Hay en el mundo muchas historias dramáticas. La mayor parte de ellas son anónimas o íntimas y no llegan a los medios de comunicación. Entre las que toman estado púbico, solo algunas concitan verdadero interés. Y de vez en cuando, nadie sabe exactamente por qué, una de ellas es vivida como si fuera de todos.
Eso fue lo que pasó con la historia de los doce chicos tailandeses, integrantes de un equipo de fútbol, que quedaron atrapados durante casi dos semanas en el interior de una cueva junto a su entrenador en la zona montañosa de su país. Rescatar con vida a esos chicos de entre 11 y 16 años fue una causa que, de una forma u otra, abrazó el mundo entero.
Se sabía que estaban allí, en las profundidades de esa boca oscura, pues las bicicletas con las que se trasladaban hasta la cancha donde debían jugar un partido fueron halladas en la entrada de la cueva. Se sabía que entre ellos y el exterior, entre la vida y la muerte, se interponía el agua con que las lluvias incesantes habían anegado la caverna. Se sabía que una vez dentro, impedidos de volver sobre sus pasos, el agua, que se filtraba por las rocas, los había obligado a escapar hacia el corazón de la montaña, hasta una pequeña elevación rodeada por la crecida. Lo que no se sabía era cómo sacarlos con vida antes de que se acabaran las pocas provisiones que tenían.
Adentro, el silencio y las tinieblas. Afuera, la carrera contra el reloj. El operativo de rescate debía superar desafíos inéditos. Participaron en él casi cien buzos tailandeses e internacionales (uno de ellos perdió la vida en la faena), un experto holandés en sistemas de drenaje, cientos de bombas de extracción de agua y millones de personas que desde distintas partes del globo seguían las alternativas del plan con la respiración entrecortada, aferrados a una esperanza improbable.
Primero, se tendió una cuerda guía de cuatro kilómetros que unía la boca de la cueva con el montículo en el que se habían refugiado los chicos. En buena parte del trayecto era posible hacer pie, pero había galerías completamente anegadas, algunas muy estrechas. Cada chico, munido de máscara respiratoria y tanque de oxígeno, fue sacado por dos buzos. La última de las tres jornadas de rescate se cumplió con éxito, y el 10 de julio el mundo celebró: los 12 jugadores de los Jabalíes Salvajes habían dejado la cueva sanos y salvos. Lo mismo su entrenador, el último en salir, que tras la imprudencia de exponer a sus pequeños jugadores a semejante riesgo resultó fundamental para sostener el espíritu del grupo durante los días de aislamiento: además de darle a los chicos su ración de comida y agua, les enseñó a meditar y a conservar la mayor cantidad de energía posible.

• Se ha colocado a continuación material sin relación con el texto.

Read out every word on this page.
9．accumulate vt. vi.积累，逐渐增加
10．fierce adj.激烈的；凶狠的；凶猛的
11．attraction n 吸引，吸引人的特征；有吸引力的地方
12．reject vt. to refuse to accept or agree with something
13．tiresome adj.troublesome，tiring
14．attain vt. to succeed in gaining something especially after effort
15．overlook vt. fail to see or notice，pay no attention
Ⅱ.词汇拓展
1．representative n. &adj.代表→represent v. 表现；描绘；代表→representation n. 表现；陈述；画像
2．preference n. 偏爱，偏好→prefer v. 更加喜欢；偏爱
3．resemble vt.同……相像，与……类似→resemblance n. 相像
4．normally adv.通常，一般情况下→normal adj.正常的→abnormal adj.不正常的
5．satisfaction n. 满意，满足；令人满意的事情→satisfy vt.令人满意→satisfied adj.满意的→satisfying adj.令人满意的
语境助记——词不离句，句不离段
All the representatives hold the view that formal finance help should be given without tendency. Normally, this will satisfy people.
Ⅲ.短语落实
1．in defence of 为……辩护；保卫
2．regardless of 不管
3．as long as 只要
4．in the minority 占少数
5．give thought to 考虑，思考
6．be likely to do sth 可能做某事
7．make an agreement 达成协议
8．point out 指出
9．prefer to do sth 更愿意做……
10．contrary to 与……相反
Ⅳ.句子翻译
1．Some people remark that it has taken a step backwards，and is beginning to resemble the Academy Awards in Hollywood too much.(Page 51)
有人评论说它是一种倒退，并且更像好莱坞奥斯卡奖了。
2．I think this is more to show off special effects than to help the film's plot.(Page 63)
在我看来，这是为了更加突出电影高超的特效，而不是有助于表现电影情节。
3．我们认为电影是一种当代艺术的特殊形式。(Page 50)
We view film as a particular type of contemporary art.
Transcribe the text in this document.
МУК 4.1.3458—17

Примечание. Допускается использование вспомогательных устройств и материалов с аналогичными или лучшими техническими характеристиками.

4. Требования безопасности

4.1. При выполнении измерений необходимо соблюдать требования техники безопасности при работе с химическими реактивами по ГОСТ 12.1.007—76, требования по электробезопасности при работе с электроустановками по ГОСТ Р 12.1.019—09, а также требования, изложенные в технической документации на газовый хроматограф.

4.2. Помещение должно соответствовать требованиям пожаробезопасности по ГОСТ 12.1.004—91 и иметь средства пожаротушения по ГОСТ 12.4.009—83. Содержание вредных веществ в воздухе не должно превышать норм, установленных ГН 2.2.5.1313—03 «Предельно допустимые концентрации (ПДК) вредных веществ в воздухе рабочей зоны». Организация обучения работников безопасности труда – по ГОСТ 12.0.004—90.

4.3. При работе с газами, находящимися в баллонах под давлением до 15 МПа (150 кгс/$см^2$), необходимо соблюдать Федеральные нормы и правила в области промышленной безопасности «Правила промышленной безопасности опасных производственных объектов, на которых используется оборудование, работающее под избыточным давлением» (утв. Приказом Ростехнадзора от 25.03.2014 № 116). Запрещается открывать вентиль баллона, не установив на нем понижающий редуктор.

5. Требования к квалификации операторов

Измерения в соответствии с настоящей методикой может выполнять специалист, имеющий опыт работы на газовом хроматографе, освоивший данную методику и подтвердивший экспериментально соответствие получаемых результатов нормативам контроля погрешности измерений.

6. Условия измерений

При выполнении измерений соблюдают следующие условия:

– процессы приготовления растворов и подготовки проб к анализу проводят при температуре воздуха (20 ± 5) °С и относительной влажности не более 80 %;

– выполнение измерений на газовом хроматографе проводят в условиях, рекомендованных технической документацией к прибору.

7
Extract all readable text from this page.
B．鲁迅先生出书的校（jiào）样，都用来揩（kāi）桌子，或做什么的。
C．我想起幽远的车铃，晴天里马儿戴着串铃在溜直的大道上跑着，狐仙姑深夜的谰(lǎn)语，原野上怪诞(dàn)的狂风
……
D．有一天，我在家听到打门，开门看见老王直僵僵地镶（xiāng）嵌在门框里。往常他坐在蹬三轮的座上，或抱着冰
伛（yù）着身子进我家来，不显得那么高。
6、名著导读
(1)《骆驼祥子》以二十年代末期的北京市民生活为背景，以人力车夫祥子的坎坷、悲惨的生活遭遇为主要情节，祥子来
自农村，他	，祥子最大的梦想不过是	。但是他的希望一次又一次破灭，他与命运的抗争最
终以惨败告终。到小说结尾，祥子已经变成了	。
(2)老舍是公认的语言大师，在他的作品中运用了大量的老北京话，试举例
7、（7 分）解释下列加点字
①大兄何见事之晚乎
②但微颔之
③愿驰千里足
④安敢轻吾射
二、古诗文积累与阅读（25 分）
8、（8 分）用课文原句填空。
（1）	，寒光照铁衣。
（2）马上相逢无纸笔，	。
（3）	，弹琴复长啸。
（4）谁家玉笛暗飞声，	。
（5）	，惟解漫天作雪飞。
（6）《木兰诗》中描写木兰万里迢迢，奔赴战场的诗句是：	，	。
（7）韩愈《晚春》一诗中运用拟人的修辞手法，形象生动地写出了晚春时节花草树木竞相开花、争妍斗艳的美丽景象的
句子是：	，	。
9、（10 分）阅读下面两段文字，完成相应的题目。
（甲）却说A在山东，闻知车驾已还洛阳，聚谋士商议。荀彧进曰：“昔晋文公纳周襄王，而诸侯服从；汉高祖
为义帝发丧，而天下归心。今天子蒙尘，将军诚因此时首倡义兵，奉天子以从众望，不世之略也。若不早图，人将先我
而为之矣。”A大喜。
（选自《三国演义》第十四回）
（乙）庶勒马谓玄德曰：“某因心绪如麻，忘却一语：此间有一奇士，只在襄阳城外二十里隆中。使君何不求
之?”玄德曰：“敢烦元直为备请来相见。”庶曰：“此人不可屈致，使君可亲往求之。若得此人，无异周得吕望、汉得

Cuatro meses después del operativo rescate los jóvenes futbolistas visitaron la Argentina como invitados especiales de los Juegos Olímpicos. "No queremos ser famosos, queremos jugar al fútbol", decían.
A falta de una palabra mejor, la historia fue calificada de milagro. Acaso lo mismo faltó en el desenlace de otra de las historias que más nos conmovieron este año: la de los 44 marineros que quedaron atrapados en las profundidades del mar.